California Public Employees' Retirement System, Sacramento, hired PBI Research Services/Berwyn in February 2022 to confirm participants' deaths to ensure proper payment and guard against overpayment, Ms. Frost said. CalPERS hired the firm after an audit revealed that the pension fund lost money from benefit overpayment because the Social Security Administration no longer notifies public pension funds when a retiree dies, she said.
CalPERS placed an encrypted data file "in the hands of the vendor that we had a … very strong contract with," Ms. Frost said. She added that she could not provide more details because "there could be pending litigation." Ms. Frost said the board would be getting updates about potential litigation "very soon."
PBI Research Services/Berwyn Group could not be immediately reached for comment.
CalPERS revealed the third-party cyber breach in June. CalPERS was one of nearly 300 organizations that were affected by the cyber breach, Ms. Frost said Monday. A number of retirees and participants, spoke during public comment period about their dismay that their personal information, some of which cannot be changed such as their birth dates and Social Security numbers, could be now circulating on the dark web.

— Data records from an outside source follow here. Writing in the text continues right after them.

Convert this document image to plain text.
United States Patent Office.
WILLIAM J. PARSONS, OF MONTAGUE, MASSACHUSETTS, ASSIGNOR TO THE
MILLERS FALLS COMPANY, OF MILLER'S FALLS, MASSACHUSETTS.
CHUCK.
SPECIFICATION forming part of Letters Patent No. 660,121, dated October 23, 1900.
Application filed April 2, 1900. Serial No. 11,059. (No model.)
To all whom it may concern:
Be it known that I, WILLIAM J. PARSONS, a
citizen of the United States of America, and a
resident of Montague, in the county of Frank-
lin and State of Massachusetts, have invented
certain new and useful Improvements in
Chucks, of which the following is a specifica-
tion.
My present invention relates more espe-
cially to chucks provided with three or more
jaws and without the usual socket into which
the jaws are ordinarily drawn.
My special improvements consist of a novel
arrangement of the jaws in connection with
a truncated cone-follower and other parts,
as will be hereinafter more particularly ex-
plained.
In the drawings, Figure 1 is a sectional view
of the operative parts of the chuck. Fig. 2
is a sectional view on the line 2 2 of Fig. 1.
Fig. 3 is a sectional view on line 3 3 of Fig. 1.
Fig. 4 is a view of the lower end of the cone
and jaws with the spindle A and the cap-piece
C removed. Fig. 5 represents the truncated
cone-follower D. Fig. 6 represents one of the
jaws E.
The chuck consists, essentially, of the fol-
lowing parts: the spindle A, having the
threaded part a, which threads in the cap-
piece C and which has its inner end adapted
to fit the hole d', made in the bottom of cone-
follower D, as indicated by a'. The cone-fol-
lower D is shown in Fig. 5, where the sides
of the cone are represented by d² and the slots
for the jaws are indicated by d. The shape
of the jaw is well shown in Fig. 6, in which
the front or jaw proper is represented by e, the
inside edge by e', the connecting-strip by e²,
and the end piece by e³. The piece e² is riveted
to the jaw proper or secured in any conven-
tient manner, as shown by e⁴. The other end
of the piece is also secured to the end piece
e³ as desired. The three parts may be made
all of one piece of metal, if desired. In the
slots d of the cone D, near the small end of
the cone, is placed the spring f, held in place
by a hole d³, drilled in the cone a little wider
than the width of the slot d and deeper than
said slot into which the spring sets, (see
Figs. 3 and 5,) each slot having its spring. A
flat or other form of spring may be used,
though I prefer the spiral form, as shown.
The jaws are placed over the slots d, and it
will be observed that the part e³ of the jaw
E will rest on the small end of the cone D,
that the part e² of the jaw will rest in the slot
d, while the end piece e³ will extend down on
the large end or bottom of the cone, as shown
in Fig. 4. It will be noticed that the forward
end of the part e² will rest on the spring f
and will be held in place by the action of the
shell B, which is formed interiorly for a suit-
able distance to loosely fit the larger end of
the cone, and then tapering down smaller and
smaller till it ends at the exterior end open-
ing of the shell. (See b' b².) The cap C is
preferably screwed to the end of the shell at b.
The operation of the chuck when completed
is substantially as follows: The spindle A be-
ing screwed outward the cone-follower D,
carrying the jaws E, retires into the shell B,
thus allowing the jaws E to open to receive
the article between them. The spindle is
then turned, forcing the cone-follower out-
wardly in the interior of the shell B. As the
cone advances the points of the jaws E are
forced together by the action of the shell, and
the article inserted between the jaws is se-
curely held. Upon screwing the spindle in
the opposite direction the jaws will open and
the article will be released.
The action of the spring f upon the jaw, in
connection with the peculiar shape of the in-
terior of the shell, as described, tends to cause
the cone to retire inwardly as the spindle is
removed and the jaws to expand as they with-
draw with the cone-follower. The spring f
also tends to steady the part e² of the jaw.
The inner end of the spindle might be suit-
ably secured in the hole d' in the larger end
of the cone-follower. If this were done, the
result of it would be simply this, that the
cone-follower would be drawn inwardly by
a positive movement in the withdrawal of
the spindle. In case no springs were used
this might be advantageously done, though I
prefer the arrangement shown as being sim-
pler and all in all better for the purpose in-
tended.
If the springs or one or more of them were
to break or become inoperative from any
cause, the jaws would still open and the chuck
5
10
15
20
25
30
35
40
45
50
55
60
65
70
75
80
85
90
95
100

Impacted retirees and their beneficiaries were offered two years of credit monitoring by Experian as well as information on additional steps they can take to protect their information. So far, 122,000 CalPERS retirees have signed up with Experian, Ms. Frost said. Some speakers Monday asked that CalPERS provide three years of credit monitoring.
"This information is out there forever," said Margaret Brown, former CalPERS board member and an active CalPERS participant, speaking Monday. "Two years is not enough time."